News

Medical expenses are forcing the city of Athens to make budget adjustments just one month into the new year

By:
Posted on:

< < Back to

ATHENS, Ohio (WOUB) — One month into the new year, the city of Athens is finding it needs to make some budget adjustments.

The main culprit once again is medical costs.

It’s looking like the city won’t have the cash on hand it needs to meet the medical expenses projected in the 2026 budget adopted in December, said Andy Stone, the city’s service-safety director.

This doesn’t mean the city is unable to pay its medical bills right now, Stone said. But it doesn’t want to end up not having enough money to at least cover what was budgeted for medical expenses this year.

Athens City Hall is seen in Athens, Ohio, on Tuesday, June 22, 2021. [Joseph Scheller | WOUB]
Athens City Hall. [Joseph Scheller | WOUB]
These expenses could end up being less than what was budgeted. But recent experience suggests that’s probably not a safe bet.

In November, the city had to transfer $750,000 out of the general fund to cover medical expenses that soared well above what was budgeted for last year. A $300,000 transfer was made in early 2024 to cover excess medical bills from the year before.

Stone said the amount budgeted for medical expenses is based on previous years’ experience. But medical costs are a wildcard. It just takes a few city employees coming down with a serious illness or suffering a serious injury to break the budget.
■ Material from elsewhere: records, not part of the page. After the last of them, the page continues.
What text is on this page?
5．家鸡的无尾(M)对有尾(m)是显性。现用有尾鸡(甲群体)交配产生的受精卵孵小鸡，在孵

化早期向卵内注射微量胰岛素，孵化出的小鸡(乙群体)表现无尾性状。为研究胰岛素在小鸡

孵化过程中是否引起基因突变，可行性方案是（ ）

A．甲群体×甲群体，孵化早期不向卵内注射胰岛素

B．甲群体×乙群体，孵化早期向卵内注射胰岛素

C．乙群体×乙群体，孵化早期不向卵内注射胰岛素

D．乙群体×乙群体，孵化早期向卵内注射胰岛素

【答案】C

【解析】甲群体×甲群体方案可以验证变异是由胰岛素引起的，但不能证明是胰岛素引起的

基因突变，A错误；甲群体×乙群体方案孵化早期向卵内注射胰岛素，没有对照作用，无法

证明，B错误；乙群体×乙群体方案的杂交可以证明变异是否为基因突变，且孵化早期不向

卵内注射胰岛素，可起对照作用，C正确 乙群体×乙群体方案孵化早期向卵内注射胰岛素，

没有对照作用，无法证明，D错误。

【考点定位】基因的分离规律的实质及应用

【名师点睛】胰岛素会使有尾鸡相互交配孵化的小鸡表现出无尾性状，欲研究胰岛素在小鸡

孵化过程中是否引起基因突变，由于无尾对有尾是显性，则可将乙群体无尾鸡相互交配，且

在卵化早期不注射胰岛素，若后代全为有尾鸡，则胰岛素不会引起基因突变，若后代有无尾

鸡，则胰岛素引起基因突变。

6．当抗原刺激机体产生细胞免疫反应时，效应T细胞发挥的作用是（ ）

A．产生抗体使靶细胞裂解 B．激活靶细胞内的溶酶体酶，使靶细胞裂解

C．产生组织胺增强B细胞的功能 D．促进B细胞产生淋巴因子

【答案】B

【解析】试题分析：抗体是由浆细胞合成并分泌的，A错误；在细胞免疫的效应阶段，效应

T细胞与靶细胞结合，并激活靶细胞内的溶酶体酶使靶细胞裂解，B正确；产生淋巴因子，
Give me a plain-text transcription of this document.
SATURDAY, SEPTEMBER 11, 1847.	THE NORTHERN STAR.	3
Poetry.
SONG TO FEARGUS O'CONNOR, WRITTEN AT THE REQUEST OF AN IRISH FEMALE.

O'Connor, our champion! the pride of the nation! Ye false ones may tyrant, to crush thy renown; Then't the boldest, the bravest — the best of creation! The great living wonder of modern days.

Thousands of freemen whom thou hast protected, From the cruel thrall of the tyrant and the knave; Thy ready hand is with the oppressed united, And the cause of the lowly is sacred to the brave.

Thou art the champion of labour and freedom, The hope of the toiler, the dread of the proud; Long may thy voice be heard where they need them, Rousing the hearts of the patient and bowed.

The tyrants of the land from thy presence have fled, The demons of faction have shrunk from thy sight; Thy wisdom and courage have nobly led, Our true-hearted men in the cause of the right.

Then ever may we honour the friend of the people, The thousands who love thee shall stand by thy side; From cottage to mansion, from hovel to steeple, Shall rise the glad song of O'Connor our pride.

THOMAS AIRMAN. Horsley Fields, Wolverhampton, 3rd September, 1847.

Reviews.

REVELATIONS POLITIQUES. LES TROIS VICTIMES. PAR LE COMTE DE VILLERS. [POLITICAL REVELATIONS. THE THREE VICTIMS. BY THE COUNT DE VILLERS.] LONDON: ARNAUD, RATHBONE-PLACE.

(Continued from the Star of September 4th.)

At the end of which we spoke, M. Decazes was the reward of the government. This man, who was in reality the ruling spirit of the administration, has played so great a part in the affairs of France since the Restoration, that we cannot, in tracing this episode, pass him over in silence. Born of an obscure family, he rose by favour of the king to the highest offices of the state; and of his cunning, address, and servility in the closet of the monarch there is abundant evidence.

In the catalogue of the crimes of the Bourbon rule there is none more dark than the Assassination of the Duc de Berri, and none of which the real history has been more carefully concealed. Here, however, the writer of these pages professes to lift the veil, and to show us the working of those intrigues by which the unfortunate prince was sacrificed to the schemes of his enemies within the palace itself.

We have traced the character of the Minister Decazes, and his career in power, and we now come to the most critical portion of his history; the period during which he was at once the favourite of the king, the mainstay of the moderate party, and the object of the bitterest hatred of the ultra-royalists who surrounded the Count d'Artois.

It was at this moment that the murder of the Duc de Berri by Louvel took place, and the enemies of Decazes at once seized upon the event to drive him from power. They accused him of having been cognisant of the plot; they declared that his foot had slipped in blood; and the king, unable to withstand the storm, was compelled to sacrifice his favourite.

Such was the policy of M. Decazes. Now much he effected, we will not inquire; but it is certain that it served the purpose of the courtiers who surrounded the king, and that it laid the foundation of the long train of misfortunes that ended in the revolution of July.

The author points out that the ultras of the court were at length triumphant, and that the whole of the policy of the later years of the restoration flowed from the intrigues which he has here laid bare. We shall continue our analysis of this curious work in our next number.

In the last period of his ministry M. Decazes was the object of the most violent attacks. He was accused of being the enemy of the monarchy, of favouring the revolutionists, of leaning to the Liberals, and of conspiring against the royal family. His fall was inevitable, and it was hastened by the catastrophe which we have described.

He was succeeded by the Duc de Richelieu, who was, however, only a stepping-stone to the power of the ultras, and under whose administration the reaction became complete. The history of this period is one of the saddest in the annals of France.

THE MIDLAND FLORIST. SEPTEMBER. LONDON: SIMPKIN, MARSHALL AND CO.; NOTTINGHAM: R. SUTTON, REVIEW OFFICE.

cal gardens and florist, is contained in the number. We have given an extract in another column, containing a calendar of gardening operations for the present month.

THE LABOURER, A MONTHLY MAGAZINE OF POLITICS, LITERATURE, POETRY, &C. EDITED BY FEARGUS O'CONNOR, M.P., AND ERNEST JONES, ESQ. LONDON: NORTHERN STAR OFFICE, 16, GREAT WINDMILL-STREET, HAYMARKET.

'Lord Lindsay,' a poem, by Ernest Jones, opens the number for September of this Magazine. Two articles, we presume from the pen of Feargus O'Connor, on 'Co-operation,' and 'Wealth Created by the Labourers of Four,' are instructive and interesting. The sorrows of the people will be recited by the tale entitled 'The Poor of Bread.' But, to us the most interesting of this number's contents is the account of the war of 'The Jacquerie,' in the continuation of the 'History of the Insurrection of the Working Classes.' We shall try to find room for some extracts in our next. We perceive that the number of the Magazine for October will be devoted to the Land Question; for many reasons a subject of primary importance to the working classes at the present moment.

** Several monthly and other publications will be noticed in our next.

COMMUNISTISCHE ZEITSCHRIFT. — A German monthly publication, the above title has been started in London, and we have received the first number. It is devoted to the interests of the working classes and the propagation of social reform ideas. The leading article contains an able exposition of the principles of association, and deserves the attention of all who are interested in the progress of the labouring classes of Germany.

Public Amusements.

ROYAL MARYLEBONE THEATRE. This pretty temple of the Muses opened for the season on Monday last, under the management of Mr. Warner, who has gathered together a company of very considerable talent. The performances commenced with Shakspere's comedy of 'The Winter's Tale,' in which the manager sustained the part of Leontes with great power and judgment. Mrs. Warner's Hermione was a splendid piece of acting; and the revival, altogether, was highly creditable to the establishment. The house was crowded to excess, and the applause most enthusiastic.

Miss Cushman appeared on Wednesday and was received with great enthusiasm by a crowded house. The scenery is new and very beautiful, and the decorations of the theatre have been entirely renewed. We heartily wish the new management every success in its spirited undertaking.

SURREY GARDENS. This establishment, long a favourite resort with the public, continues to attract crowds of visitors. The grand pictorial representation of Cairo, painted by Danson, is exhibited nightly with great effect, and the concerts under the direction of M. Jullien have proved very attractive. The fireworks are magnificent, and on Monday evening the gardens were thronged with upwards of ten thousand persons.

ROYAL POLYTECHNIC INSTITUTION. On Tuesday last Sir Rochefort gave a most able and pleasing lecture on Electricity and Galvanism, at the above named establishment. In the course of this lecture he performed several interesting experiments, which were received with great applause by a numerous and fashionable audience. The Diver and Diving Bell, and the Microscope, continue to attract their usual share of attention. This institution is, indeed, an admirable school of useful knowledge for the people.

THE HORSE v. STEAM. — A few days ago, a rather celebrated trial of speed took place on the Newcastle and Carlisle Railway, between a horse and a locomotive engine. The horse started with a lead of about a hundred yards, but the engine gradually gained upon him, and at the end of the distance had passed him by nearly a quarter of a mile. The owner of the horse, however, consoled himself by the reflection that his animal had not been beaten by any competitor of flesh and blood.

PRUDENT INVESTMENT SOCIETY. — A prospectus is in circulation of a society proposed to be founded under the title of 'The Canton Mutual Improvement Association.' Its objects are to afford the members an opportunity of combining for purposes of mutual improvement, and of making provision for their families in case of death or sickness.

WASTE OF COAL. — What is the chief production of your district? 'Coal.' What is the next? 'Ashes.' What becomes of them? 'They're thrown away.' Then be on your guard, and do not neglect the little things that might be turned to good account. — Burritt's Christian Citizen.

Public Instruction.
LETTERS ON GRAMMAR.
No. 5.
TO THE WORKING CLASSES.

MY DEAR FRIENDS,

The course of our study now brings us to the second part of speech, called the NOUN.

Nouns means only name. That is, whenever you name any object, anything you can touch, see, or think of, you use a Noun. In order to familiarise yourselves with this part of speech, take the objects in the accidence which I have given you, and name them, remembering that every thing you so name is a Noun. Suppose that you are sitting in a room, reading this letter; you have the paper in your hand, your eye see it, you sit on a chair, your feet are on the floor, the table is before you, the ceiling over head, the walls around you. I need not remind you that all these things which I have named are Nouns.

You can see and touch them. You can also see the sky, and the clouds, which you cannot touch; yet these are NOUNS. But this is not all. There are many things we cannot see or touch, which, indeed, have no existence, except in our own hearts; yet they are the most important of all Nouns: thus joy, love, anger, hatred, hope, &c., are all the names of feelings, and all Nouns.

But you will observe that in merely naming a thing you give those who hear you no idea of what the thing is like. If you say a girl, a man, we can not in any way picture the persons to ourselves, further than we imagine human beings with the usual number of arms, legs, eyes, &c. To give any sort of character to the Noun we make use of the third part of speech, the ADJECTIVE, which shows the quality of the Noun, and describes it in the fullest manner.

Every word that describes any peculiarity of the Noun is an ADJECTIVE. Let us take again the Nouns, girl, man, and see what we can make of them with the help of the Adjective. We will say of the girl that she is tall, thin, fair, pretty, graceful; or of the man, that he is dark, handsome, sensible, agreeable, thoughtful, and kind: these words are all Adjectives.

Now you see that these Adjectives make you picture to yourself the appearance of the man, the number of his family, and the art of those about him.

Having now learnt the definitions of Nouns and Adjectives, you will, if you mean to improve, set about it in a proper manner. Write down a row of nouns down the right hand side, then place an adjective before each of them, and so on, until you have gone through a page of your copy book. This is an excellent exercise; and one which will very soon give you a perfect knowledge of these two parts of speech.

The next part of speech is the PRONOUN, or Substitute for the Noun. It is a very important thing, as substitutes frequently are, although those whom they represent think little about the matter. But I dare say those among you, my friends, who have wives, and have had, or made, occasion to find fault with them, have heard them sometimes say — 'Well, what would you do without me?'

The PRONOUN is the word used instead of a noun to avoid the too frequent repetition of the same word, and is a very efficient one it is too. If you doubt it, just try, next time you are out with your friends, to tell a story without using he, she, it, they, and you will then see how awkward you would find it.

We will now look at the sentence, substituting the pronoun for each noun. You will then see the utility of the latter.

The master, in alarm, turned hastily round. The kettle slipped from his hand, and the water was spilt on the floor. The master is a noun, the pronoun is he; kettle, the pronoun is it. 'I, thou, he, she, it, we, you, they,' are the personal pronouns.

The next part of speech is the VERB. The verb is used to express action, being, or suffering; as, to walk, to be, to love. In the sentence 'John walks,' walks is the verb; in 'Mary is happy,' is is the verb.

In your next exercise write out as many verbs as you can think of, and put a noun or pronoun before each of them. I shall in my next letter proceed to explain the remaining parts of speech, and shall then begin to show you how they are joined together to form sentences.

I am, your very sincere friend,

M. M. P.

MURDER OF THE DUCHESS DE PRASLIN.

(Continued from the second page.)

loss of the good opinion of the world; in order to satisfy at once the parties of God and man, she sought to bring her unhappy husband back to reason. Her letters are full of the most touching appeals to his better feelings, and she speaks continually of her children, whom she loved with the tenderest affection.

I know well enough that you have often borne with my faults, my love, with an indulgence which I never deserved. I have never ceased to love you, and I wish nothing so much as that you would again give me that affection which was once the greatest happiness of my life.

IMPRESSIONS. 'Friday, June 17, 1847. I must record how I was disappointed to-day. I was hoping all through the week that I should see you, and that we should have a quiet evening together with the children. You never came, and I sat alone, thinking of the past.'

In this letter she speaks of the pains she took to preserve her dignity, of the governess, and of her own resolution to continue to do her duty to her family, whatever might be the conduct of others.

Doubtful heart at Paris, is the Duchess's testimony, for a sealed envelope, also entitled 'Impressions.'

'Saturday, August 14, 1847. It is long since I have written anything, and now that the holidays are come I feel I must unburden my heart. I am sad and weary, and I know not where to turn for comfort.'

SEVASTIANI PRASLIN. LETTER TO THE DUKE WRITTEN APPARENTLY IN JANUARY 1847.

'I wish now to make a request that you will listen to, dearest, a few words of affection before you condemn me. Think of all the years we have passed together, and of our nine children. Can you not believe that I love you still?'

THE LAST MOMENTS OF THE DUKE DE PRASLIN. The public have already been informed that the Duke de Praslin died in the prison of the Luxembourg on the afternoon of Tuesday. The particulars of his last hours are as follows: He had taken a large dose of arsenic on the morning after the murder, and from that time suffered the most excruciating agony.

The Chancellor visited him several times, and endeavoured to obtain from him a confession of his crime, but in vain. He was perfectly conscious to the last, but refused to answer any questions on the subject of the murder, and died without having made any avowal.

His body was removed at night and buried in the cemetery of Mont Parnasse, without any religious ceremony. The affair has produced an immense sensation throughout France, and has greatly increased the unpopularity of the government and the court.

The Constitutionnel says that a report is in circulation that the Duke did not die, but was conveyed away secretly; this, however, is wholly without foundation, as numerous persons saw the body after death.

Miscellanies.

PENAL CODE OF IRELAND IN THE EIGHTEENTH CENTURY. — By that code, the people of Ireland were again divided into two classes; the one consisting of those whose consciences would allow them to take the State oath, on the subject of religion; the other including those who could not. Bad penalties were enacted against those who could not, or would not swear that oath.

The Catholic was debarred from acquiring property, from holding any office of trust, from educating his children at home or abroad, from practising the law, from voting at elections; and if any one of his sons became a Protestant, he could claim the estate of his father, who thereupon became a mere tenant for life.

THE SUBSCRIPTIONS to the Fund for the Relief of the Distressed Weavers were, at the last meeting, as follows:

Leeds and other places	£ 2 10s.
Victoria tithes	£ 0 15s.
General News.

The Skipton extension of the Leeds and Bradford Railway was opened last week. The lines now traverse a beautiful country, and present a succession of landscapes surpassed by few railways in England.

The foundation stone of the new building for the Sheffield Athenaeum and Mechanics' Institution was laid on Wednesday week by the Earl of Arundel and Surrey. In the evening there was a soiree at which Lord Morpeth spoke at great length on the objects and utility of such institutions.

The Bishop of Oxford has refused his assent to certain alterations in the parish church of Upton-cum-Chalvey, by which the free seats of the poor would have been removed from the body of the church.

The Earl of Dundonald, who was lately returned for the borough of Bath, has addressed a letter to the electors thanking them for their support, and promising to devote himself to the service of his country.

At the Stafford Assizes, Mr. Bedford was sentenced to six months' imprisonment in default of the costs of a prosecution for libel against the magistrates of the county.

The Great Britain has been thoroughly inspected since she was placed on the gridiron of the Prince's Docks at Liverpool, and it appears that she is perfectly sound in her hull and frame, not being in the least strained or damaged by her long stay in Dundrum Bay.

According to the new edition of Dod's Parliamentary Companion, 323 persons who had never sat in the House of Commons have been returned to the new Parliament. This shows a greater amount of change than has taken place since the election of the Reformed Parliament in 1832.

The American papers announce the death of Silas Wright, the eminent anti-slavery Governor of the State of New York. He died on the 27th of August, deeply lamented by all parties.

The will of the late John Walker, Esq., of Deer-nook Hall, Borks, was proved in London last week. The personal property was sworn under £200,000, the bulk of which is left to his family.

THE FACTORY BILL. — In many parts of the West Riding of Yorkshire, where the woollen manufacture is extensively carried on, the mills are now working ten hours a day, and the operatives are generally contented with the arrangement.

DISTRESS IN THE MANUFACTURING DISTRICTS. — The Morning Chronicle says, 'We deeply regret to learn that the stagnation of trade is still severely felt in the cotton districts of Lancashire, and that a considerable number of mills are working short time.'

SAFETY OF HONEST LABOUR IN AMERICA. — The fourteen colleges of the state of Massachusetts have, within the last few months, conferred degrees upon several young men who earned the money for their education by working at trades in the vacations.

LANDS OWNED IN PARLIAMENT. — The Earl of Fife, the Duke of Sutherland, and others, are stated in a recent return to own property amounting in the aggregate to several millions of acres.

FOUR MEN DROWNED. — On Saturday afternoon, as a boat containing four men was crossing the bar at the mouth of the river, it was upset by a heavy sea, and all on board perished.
At its meeting Monday night, the City Council took up an ordinance that would give the city auditor authority to review the budget and make revisions.

A request like this is not unusual. As the city gets a better sense of whether revenue and expenses are meeting budget projections, it’s not unusual that adjustments need to be made.

But this usually happens much later in the year, not six weeks or so after the budget was approved.

This caught council members by surprise.

“Less than seven weeks ago we approved a budget. And supposedly a lot of time and effort went into the preparation of that budget. And the message that I’m getting now is maybe that budget wasn’t so solid,” Councilmember Alan Swank said.

A motion was made to fast-track the ordinance so it could be passed on the first reading instead of the usual three, but it failed.

Councilmember Michael Wood said he understood it may be necessary to make adjustments to the budget this early but wanted to get a better sense of what cuts might be made.

No one from the city’s administration in a position to answer council members’ questions about the budget situation was at the meeting.

Stone explained later to WOUB that when the council approves the budget in the first half of December, it’s based on the best revenue and expense projections the city has at that time. But this can change even in the last two weeks of the year.

In this case, there was less money than expected left over in the medical fund at the end of the year to carry over into the new year. This combined with updated projections for how much new money will come into the fund this year led to the conclusion the fund will fall short of what was budgeted for the year, Stone said.

What the city’s auditor wants to do is go into the budget and reduce the amounts appropriated for medical expenses to better reflect how much money it looks like the city will have to spend this year. The auditor needs the council’s permission to do this.

But even then, all the auditor can do is reduce what was budgeted to spend on medical bills. She doesn’t have the authority to increase the amount of revenue in the medical fund to meet the projected expenses. The council would have to approve a change like that.

Of course, the risk in simply reducing budget appropriations to match projected revenue is that medical expenses this year will again exceed what was budgeted and what is available in the medical fund to spend.

Stone is crossing his fingers for a healthier year for city employees. But he also plans to take more proactive action by offering a retirement incentive program.

“It’s not always the case, but people that are older generally are sicker and cost more,” he said. “Even though they’re great employees, because in a lot of cases they’re the most experienced, but just the fiscal reality is that … all things being equal they’re a bigger cost on the insurance than a younger employee.”

The program would be offered to employees who are already at retirement age but are still working, perhaps because they want the health insurance benefits, Stone said. Those who opt to take advantage of the program would be paid a stipend for a few years to help cover their health care costs in retirement. This may be attractive for employees who are eligible to retire but not yet old enough to receive full Medicare benefits.

Stone said he plans to bring this proposed retirement program up at Monday’s council meeting.